October 22, 2024
BANGOR DAILY NEWS (BANGOR, MAINE

Visitors center planned for Fort Knox

PROSPECT — Now that Fort Knox has a roof over its head, organizers of the Save Fort Knox project want to make sure that more people can learn about the fort.

They’re hoping to raise $900,000 to make sure they do.

The Friends of Fort Knox is well on its way toward that goal, having collected private donations as well $125,000 that was included in the recently signed state budget.

The proposal for the fort includes lighting its riverside face, adding a visitors center and developing educational programs for visitors and local schools.

The Bureau of Public Lands, which oversees the fort and the surrounding park, has agreed to vacate the park headquarters and turn the building over to the organization for use as a visitors center, according to George MacLeod, a spokesman for Friends of Fort Knox.

The building sits about 100 yards from the far end of the fort’s parking lot, and the plan calls for the development of a trail through the surrounding woods to the visitors center.

“The building is outside the fort’s walls and was used as a torpedo storehouse,” MacLeod said. “It was built at the turn of the century and was used when they floated torpedoes in the river during the Spanish-American War.”

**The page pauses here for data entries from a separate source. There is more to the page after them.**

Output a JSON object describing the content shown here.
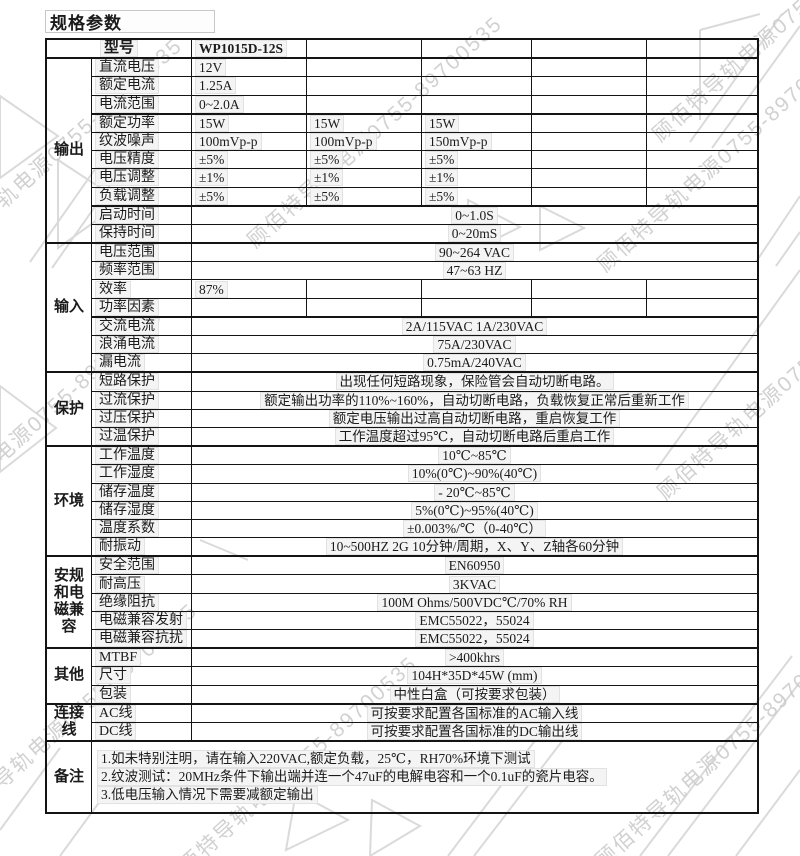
{
  "page_title": "规格参数",
  "watermark": {
    "text": "顾佰特导轨电源0755-89700535",
    "color": "#c9c9c9"
  },
  "colors": {
    "border": "#141414",
    "chip_bg": "#f4f4f4",
    "text": "#1b1b1b"
  },
  "table": {
    "model_row": {
      "label": "型号",
      "values": [
        "WP1015D-12S",
        "",
        "",
        "",
        ""
      ]
    },
    "sections": [
      {
        "name": "输出",
        "rows": [
          {
            "param": "直流电压",
            "type": "cols",
            "values": [
              "12V",
              "",
              "",
              "",
              ""
            ]
          },
          {
            "param": "额定电流",
            "type": "cols",
            "values": [
              "1.25A",
              "",
              "",
              "",
              ""
            ]
          },
          {
            "param": "电流范围",
            "type": "cols",
            "values": [
              "0~2.0A",
              "",
              "",
              "",
              ""
            ]
          },
          {
            "param": "额定功率",
            "type": "cols",
            "values": [
              "15W",
              "15W",
              "15W",
              "",
              ""
            ],
            "thick": true
          },
          {
            "param": "纹波噪声",
            "type": "cols",
            "values": [
              "100mVp-p",
              "100mVp-p",
              "150mVp-p",
              "",
              ""
            ]
          },
          {
            "param": "电压精度",
            "type": "cols",
            "values": [
              "±5%",
              "±5%",
              "±5%",
              "",
              ""
            ]
          },
          {
            "param": "电压调整",
            "type": "cols",
            "values": [
              "±1%",
              "±1%",
              "±1%",
              "",
              ""
            ]
          },
          {
            "param": "负载调整",
            "type": "cols",
            "values": [
              "±5%",
              "±5%",
              "±5%",
              "",
              ""
            ]
          },
          {
            "param": "启动时间",
            "type": "merged",
            "value": "0~1.0S",
            "thick": true
          },
          {
            "param": "保持时间",
            "type": "merged",
            "value": "0~20mS"
          }
        ]
      },
      {
        "name": "输入",
        "rows": [
          {
            "param": "电压范围",
            "type": "merged",
            "value": "90~264 VAC"
          },
          {
            "param": "频率范围",
            "type": "merged",
            "value": "47~63 HZ"
          },
          {
            "param": "效率",
            "type": "cols",
            "values": [
              "87%",
              "",
              "",
              "",
              ""
            ]
          },
          {
            "param": "功率因素",
            "type": "cols",
            "values": [
              "",
              "",
              "",
              "",
              ""
            ]
          },
          {
            "param": "交流电流",
            "type": "merged",
            "value": "2A/115VAC  1A/230VAC",
            "thick": true
          },
          {
            "param": "浪涌电流",
            "type": "merged",
            "value": "75A/230VAC"
          },
          {
            "param": "漏电流",
            "type": "merged",
            "value": "0.75mA/240VAC"
          }
        ]
      },
      {
        "name": "保护",
        "rows": [
          {
            "param": "短路保护",
            "type": "merged",
            "value": "出现任何短路现象，保险管会自动切断电路。"
          },
          {
            "param": "过流保护",
            "type": "merged",
            "value": "额定输出功率的110%~160%，自动切断电路，负载恢复正常后重新工作"
          },
          {
            "param": "过压保护",
            "type": "merged",
            "value": "额定电压输出过高自动切断电路，重启恢复工作"
          },
          {
            "param": "过温保护",
            "type": "merged",
            "value": "工作温度超过95℃，自动切断电路后重启工作"
          }
        ]
      },
      {
        "name": "环境",
        "rows": [
          {
            "param": "工作温度",
            "type": "merged",
            "value": "10℃~85℃"
          },
          {
            "param": "工作湿度",
            "type": "merged",
            "value": "10%(0℃)~90%(40℃)"
          },
          {
            "param": "储存温度",
            "type": "merged",
            "value": "- 20℃~85℃"
          },
          {
            "param": "储存湿度",
            "type": "merged",
            "value": "5%(0℃)~95%(40℃)"
          },
          {
            "param": "温度系数",
            "type": "merged",
            "value": "±0.003%/℃（0-40℃）"
          },
          {
            "param": "耐振动",
            "type": "merged",
            "value": "10~500HZ 2G 10分钟/周期，X、Y、Z轴各60分钟"
          }
        ]
      },
      {
        "name": "安规和电磁兼容",
        "rows": [
          {
            "param": "安全范围",
            "type": "merged",
            "value": "EN60950"
          },
          {
            "param": "耐高压",
            "type": "merged",
            "value": "3KVAC"
          },
          {
            "param": "绝缘阻抗",
            "type": "merged",
            "value": "100M Ohms/500VDC℃/70% RH"
          },
          {
            "param": "电磁兼容发射",
            "type": "merged",
            "value": "EMC55022，55024"
          },
          {
            "param": "电磁兼容抗扰",
            "type": "merged",
            "value": "EMC55022，55024"
          }
        ]
      },
      {
        "name": "其他",
        "rows": [
          {
            "param": "MTBF",
            "type": "merged",
            "value": ">400khrs"
          },
          {
            "param": "尺寸",
            "type": "merged",
            "value": "104H*35D*45W (mm)"
          },
          {
            "param": "包装",
            "type": "merged",
            "value": "中性白盒（可按要求包装）"
          }
        ]
      },
      {
        "name": "连接线",
        "rows": [
          {
            "param": "AC线",
            "type": "merged",
            "value": "可按要求配置各国标准的AC输入线"
          },
          {
            "param": "DC线",
            "type": "merged",
            "value": "可按要求配置各国标准的DC输出线"
          }
        ]
      }
    ],
    "notes": {
      "label": "备注",
      "lines": [
        "1.如未特别注明，请在输入220VAC,额定负载，25℃，RH70%环境下测试",
        "2.纹波测试：20MHz条件下输出端并连一个47uF的电解电容和一个0.1uF的瓷片电容。",
        "3.低电压输入情况下需要减额定输出"
      ]
    }
  }
}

The plan is to gut the building to create the visitors center, which also will include a meeting area for the group and other organizations in the area. The center also will feature a gift shop, brochures for area chambers of commerce, and telephones linking visitors with other local businesses and attractions.

“About 80,000 people visit the fort each year,” MacLeod said. “We’ve been underutilizing this resource. We haven’t been taking advantage of that traffic.”

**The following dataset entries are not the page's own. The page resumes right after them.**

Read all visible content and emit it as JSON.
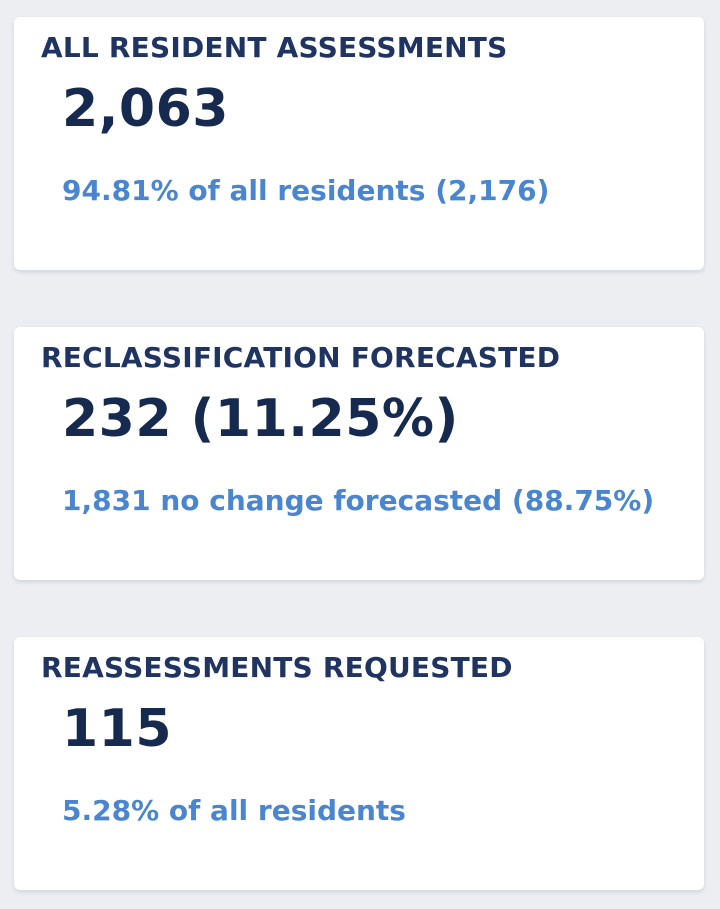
{
  "cards": [
    {
      "title": "ALL RESIDENT ASSESSMENTS",
      "value": "2,063",
      "subtext": "94.81% of all residents (2,176)"
    },
    {
      "title": "RECLASSIFICATION FORECASTED",
      "value": "232 (11.25%)",
      "subtext": "1,831 no change forecasted (88.75%)"
    },
    {
      "title": "REASSESSMENTS REQUESTED",
      "value": "115",
      "subtext": "5.28% of all residents"
    }
  ],
  "colors": {
    "background": "#eceef2",
    "card": "#ffffff",
    "title": "#1f3460",
    "value": "#16294f",
    "subtext": "#4a86cf"
  }
}
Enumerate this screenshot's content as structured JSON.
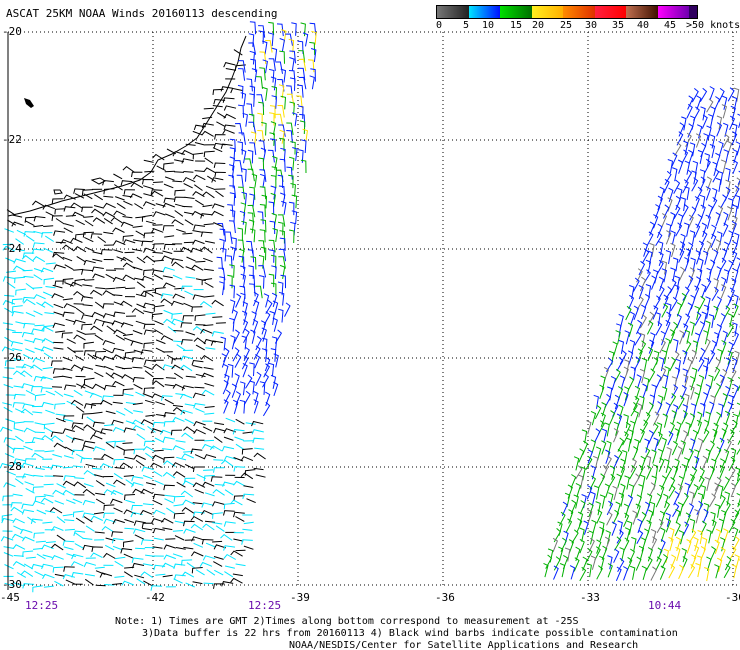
{
  "title": "ASCAT 25KM NOAA Winds 20160113 descending",
  "legend": {
    "labels": [
      "0",
      "5",
      "10",
      "15",
      "20",
      "25",
      "30",
      "35",
      "40",
      "45",
      ">50 knots"
    ],
    "colors": [
      "linear-gradient(90deg,#777,#222)",
      "linear-gradient(90deg,#00e5ff,#0010ff)",
      "linear-gradient(90deg,#00e000,#007000)",
      "linear-gradient(90deg,#fff020,#ffb000)",
      "linear-gradient(90deg,#ff8c00,#e03000)",
      "linear-gradient(90deg,#ff2040,#ff0000)",
      "linear-gradient(90deg,#c07050,#401000)",
      "linear-gradient(90deg,#ff00ff,#7000b0)",
      "linear-gradient(90deg,#300060,#300060)"
    ]
  },
  "axes": {
    "lat_labels": [
      "-20",
      "-22",
      "-24",
      "-26",
      "-28",
      "-30"
    ],
    "lon_labels": [
      "-45",
      "-42",
      "-39",
      "-36",
      "-33",
      "-30"
    ]
  },
  "times": [
    "12:25",
    "12:25",
    "10:44"
  ],
  "notes": [
    "Note: 1) Times are GMT 2)Times along bottom correspond to measurement at -25S",
    "3)Data buffer is 22 hrs from 20160113 4) Black wind barbs indicate possible contamination",
    "NOAA/NESDIS/Center for Satellite Applications and Research"
  ],
  "colors": {
    "black": "#000000",
    "cyan": "#00e5ff",
    "blue": "#0020ff",
    "green": "#00b000",
    "yellow": "#ffe000",
    "gray": "#777777",
    "time": "#6a0dad"
  }
}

MacLeod said travelers to the area have become very “destination-oriented” and tend to travel from Boston to Acadia National Park and back again in a two- or three-day weekend.

“If we can develop other attractions that will keep them in the area for another half day or so, it would be a tremendous economic impact. Fort Knox has that potential.”

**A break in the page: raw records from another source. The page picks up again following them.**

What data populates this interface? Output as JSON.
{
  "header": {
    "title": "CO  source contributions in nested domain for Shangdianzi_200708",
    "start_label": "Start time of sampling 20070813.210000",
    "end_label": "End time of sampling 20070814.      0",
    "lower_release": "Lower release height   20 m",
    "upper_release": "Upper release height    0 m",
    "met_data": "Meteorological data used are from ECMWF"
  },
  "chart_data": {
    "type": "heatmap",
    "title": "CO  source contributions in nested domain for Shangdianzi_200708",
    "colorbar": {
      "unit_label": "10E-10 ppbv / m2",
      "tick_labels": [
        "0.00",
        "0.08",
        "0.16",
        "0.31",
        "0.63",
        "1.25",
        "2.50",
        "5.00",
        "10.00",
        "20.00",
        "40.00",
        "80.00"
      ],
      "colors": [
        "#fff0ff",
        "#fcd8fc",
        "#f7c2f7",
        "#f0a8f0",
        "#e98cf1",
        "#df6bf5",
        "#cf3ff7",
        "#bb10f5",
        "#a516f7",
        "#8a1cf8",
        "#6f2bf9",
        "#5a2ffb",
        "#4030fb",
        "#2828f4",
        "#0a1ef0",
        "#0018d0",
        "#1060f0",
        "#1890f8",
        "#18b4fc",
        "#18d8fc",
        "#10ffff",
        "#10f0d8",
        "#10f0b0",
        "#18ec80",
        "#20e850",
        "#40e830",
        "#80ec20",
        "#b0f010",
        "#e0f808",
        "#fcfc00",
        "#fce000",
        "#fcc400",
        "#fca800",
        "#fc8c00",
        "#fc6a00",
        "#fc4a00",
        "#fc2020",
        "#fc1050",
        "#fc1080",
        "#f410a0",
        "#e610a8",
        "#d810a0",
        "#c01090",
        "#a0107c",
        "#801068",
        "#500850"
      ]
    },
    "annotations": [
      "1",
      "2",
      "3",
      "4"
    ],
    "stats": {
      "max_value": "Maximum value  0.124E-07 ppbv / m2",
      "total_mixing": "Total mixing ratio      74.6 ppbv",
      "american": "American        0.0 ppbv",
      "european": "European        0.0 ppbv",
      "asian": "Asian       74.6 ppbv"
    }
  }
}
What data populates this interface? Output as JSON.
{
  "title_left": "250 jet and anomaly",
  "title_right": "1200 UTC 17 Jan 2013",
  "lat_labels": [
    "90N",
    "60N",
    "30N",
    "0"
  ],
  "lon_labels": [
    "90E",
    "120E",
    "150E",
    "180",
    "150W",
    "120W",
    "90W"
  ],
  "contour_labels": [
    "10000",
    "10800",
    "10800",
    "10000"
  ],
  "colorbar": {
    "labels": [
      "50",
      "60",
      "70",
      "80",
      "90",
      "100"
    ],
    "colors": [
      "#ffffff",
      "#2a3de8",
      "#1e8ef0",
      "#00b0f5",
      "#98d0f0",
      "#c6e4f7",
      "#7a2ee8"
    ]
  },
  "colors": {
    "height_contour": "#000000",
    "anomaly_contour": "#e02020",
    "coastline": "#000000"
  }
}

The real focus of the project, however, will be education.

The meeting space will be designed as a classroom, MacLeod said, and a committee already has started working to plan an educational program for the fort that will include a scale model of the granite operations at nearby Mount Waldo, where the granite used to build the fort was quarried.

The educational effort will describe not only why the fort was built and how it was used, but also explain the technology behind its construction, he said.

The education committee includes local educators to ensure that the fort’s program supports curriculums in the local schools.

The committee also plans to create a series of 24 plaques that will be located at each of the major facilities at the fort, so visitors will be able to take a self-guided walking tour of Fort Knox.

Perhaps the most dramatic portion of the project will be addition of lighting to the exterior of the fort. According to MacLeod, the state ran electricity to areas of the fort to provide power for heat tape on drains around the fort. While that was being done, the Friends installed additional wiring that will provide lighting on the parade ground for evening events such as concerts. In addition, the group plans to light the face of the fort, making it more visible to passers-by.

“This has been designed very carefully, ” MacLeod said. “The lights have been set in the ground and will shine straight up the walls so the details of the granite work will be visible. The idea is to make the fort really a better resource for the community.”

The lights will go on during the annual Fort Knox Bay Festival in July. MacLeod said there are fireworks planned for that celebration and once they have been completed, the lights will be turned on.

Arranging the funding has been the piece of the project that needed to be in place before the other efforts could begin. According to MacLeod, the state’s Bureau of Public Lands already has allocated $100,000 to create headquarters at a nearby site, so the torpedo storage house could be available.

The Friends of Fort Knox received an anonymous $125,000 donation that came with an invitation to return for additional money after the group matched that gift. That’s when the group turned to the Legislature. A bill to allocate the funds worked its way through various committees, supported by local legislators and given a boost by bus loads of schoolchildren who spoke before the Legislature in support of the effort. The funding was approved unanimously in committee and was included in the recently approved budget.

With those state funds as matching funds, MacLeod said, the organization plans to seek additional funding from the anonymous donor.

The group also has received a $40,000 donation from the Davis Family Foundation, a major contributor to the Save the Fort effort.

MacLeod said the organization plans to use the same strategy as it did in its campaign for a new roof for the fort. In addition to major donations, the group will try to arrange for donations of materials and discounts and then mount a volunteer fund-raising campaign for the balance.

The state already has begun site work for a new park headquarters building, and that part of the project should be completed this summer. Interior work on the new visitors center also should be completed by the end of the summer, and the educational programs and plaques should be in place for the start of the summer season next year.